ACTO I: Amargura, Perdición y Soledad.
El camino de la Amargura
Noche cerrada, noche de lobos. Un viento gélido, casi fantasmal, arropa con sus dedos a la pareja que se mantiene en pie frente a la salida de la villa. El rocío de la tormenta anterior apenas se había convertido en una fina capa de cristal sobre el manto del sendero y solo las huellas periódicas de la caravana comercial mostraban el color marrón de la tierra. Los dos embozados caminan alejándose por el camino principal con la única compañía que una yegua lozana de pelaje gris podía ofrecerles. Una voz femenina, cálida y risueña, se hace oír en la oscuridad.
- Damián, ¿a qué viene tanta prisa? Pensaba que Ranniah no volvería a Aguas Profundas hasta el próximo cuatrimestre. ¿Tan importante crees que es esa carta?
Otro silencio, una pausa más que deliberada por parte de la segunda figura. Izquierda y derecha... nada hay a su alrededor, nada que pueda delatar el gesto de preocupación oculto bajo su capucha. Por un instante sus ojos quedan fijos, fulminando con ellos el temblor de una rama cercana. Aún quedaban búhos dispuestos a hacerle suspirar, trasnochando como él en la oscuridad. Suspira y se apresura en arropar a su compañera con la propia capa que segundos antes llevaba puesta. Ella se vuelve a pronunciar.
- Cuida de los niños, mi amor. Estaré aquí antes de lo que crees, solo cierra los ojos y piensa en mí.
La unión, un beso que debía unir y, sin embargo, esa noche los iba a separar. De un salto al estribo la mujer se acomoda en la silla de su montura y endereza las riendas. Una última mirada al bardo antes de sacudirlas y salir al galope por el sendero del Oeste.

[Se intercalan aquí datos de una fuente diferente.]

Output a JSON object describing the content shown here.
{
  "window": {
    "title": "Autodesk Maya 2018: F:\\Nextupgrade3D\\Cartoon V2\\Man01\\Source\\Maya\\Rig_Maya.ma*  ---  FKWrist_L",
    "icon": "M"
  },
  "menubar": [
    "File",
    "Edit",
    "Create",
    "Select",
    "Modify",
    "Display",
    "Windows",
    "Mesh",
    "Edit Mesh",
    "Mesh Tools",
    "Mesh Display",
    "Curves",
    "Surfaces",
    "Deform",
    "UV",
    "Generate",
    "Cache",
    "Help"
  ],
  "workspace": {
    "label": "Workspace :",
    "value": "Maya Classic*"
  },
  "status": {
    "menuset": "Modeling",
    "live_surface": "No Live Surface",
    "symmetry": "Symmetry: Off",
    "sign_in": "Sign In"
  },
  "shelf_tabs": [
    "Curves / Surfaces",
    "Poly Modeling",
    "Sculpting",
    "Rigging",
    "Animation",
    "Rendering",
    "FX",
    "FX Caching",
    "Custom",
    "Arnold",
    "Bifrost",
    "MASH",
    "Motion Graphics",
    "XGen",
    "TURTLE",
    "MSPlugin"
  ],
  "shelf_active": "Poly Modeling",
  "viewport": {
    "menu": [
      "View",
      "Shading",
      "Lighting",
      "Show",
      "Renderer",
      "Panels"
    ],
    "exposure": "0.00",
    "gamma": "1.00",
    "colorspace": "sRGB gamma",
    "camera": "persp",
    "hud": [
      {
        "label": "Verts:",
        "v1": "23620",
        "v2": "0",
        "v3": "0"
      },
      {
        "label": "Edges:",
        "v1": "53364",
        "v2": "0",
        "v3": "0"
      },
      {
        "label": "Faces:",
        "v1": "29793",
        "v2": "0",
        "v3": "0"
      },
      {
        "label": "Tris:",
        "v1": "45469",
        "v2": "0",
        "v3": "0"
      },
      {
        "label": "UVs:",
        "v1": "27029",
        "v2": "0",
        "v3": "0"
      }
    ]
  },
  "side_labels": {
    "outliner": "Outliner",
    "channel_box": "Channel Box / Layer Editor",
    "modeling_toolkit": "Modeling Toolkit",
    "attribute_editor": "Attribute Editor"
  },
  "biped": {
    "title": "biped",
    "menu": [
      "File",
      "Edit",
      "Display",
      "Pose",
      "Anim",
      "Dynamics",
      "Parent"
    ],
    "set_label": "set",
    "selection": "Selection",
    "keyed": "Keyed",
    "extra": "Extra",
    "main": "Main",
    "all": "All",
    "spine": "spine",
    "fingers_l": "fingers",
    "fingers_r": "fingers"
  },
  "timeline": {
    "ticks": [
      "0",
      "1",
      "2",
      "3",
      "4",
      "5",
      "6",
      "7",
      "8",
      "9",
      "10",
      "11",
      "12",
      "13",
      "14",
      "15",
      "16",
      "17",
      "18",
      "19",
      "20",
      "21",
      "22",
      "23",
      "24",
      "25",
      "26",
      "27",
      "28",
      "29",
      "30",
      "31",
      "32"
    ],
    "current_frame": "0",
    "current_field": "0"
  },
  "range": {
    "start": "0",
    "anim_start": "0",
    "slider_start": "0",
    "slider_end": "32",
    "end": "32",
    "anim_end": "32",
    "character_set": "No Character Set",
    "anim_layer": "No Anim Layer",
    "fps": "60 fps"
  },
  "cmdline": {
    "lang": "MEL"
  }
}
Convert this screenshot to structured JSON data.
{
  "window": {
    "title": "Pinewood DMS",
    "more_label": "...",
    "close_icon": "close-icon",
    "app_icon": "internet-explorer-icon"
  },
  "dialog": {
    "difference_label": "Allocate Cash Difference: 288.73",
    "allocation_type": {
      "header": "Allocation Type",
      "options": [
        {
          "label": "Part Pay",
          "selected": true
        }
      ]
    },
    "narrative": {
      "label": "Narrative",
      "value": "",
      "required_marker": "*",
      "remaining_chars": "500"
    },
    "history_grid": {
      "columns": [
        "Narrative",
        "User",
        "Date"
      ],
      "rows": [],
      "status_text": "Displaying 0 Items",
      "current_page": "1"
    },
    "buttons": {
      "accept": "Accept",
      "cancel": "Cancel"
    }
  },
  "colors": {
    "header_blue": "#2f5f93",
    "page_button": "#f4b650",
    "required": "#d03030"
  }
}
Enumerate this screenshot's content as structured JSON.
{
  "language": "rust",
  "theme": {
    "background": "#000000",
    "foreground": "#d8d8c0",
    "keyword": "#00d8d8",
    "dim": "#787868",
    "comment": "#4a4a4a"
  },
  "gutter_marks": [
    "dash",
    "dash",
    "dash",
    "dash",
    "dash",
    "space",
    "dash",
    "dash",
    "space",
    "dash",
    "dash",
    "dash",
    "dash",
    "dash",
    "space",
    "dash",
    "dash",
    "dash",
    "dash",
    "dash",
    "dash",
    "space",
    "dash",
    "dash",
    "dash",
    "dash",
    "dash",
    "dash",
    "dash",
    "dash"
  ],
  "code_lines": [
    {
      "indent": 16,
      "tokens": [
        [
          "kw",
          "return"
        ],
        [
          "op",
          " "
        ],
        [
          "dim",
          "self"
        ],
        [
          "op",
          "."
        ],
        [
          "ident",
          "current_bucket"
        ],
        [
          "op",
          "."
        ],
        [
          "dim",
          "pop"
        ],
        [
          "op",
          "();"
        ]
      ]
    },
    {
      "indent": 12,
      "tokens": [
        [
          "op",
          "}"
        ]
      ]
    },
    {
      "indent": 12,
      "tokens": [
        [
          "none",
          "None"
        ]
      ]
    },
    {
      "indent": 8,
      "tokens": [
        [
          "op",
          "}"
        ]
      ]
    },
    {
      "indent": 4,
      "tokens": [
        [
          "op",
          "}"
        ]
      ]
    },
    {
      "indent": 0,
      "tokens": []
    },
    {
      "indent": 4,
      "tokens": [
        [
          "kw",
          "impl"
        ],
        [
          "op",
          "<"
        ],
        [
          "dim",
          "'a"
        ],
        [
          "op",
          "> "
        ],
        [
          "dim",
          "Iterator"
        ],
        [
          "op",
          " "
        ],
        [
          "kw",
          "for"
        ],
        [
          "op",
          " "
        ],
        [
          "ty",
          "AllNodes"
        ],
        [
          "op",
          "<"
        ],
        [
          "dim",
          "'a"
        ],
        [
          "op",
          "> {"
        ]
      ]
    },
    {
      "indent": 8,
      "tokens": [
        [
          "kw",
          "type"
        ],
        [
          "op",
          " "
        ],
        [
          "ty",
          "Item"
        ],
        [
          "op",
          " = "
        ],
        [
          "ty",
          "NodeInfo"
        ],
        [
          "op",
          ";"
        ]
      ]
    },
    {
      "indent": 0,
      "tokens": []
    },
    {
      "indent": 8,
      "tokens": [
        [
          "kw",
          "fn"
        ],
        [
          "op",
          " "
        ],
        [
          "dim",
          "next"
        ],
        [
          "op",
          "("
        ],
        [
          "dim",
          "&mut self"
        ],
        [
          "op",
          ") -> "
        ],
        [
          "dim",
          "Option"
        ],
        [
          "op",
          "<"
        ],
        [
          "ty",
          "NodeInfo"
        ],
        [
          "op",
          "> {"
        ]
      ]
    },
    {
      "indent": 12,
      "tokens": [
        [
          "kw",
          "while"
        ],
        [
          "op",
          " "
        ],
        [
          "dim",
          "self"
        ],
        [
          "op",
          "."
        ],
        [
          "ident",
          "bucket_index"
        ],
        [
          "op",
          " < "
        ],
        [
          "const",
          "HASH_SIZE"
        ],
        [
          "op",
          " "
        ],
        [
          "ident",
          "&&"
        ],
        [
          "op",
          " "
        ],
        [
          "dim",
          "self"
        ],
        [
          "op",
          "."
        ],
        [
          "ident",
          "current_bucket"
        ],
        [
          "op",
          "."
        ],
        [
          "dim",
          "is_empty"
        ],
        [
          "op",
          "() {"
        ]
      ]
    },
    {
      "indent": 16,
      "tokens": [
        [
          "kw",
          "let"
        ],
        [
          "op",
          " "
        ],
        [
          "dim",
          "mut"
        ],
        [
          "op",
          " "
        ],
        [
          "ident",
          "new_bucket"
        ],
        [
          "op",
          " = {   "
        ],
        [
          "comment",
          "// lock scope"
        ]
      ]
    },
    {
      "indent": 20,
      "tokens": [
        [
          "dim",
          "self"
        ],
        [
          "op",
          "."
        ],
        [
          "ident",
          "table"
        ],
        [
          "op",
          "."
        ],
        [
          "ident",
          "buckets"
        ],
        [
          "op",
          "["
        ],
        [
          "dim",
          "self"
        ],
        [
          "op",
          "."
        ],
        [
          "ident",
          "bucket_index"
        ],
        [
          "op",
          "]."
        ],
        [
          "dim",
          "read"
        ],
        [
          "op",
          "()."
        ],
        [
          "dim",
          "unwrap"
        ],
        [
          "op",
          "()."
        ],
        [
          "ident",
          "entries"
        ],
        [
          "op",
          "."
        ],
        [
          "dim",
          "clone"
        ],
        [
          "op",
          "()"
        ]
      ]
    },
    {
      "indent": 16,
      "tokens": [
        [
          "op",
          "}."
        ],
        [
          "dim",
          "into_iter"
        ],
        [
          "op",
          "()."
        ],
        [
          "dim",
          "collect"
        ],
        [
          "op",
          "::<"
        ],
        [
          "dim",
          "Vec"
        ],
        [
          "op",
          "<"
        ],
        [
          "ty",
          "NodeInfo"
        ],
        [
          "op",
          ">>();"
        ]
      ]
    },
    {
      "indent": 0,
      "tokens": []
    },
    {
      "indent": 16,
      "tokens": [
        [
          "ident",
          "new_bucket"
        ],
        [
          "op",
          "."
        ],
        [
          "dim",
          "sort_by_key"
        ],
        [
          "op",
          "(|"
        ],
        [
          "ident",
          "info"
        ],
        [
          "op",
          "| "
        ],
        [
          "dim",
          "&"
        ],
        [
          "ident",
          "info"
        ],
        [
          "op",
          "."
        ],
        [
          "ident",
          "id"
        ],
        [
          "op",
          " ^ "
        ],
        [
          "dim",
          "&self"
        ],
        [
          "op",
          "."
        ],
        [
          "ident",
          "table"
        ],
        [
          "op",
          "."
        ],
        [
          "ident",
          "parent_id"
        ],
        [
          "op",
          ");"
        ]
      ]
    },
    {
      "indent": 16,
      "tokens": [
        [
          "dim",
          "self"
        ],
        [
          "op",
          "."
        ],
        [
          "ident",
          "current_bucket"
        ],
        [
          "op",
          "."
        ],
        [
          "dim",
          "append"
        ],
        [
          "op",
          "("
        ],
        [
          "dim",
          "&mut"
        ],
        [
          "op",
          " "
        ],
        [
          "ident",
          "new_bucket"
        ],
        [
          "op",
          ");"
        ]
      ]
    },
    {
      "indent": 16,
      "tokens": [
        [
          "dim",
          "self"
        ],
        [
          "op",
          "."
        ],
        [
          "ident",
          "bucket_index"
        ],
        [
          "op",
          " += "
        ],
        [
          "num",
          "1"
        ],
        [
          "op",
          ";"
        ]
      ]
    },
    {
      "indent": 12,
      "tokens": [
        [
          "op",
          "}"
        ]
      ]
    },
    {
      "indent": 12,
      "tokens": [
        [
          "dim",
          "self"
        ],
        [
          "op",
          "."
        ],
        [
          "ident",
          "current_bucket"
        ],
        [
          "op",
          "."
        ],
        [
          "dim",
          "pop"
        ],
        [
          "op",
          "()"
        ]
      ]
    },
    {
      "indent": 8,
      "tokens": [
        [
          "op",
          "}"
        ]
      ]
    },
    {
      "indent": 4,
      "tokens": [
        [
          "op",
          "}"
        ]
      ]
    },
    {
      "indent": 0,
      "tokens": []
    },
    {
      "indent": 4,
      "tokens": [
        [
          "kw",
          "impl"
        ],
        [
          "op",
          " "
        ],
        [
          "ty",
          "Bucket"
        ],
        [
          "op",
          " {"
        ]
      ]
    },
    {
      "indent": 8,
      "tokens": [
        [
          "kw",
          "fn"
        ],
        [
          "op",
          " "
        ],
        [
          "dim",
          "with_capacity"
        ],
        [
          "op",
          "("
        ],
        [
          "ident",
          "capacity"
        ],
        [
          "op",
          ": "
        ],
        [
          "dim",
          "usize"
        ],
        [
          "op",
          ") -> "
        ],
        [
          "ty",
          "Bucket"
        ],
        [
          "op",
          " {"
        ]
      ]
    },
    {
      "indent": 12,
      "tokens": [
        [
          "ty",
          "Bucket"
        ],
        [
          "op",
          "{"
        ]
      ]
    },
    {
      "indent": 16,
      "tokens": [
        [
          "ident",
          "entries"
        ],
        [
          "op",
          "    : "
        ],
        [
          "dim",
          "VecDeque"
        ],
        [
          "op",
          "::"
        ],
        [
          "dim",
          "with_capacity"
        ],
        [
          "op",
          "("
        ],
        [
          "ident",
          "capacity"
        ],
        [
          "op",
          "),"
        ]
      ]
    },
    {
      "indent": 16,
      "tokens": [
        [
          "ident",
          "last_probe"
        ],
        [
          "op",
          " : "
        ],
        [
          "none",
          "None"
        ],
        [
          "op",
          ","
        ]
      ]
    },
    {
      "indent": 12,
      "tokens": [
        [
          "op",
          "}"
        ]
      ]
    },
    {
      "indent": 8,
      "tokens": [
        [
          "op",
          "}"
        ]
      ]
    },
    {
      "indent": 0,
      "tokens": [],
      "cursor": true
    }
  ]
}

El sendero de la Perdición
Esta vez tenía distinto recorrido. Despedida una, aún quedaban tres asuntos de los que preocuparse. Y dos de ellos le estaban esperando ya en los palenques de la salida meridional de la villa: dos embozados que apenas levantaban cuatro pies del suelo. La voz infantil los descubría junto a una caravana cuyo cochero se encontraba en su puesto, fusta en mano, dispuesto a partir de inmediato.
Ahora es la voz más aguda la que le pregunta, no por su nombre, si no por un adjetivo que en los últimos años habíase acostumbrado a oír demasiado.

- Pero padre, ¿por qué...?
- Eala, Xiril te llevará a Cormyr. Espérame allí y haz caso a todo lo que te diga él.
El bardo sonríe. Incluso aquellos mohines silenciosos que veía en ella le recordaban a la mujer de su vida, a la cual había mentido y dejado marchar hace apenas unas horas. La pequeña mujercita se encamina hacia la puerta abierta del carruaje y pega la mejilla al cristal tras sentarse. Dos segundos más tarde los ojos de la niña pierden de vista a su progenitor. Aún le quedaban muchas horas soberanamente aburridas de camino.
- Padre... he ensillado al potrillo como me pediste. ¿Ocurre algo malo...?
Demasiada curiosidad para ser respondida por aquel nervioso elfo que, cada pocos minutos, no podía evitar echar la cabeza de un lado a otro para comprobar que nadie los observaba. Los ojos del bardo se vuelven hacia el único que le quedaba, aquel chiquillo cuyo rostro le hacía parecer un espejo a su lado. El muchacho recoge las bridas del potro y sube a él ayudadado por su padre.
- No. Tú solo cabalga, pronto encontrarás la caravana comercial que viaja a Sundabar. No te detengas pase lo que pase.
El chiquillo asiente, alentado por la falsa sonrisa que el mujeriego tanto acostumbraba a exhibir. Un juego, una carrera. Eso debía ser a ojos de tan inocente criatura. Palmea el trasero del potro, haciendo que éste emprenda la marcha hacia el oeste. No tarda ni diez segundos en desaparecer en la oscuridad, seguido del tintineo de la ropera familiar que siempre solía llevar el lengüilargo al cinto. Suspira. Soledad, bendita soledad. Solo le quedaba un asunto al que enfrentarse.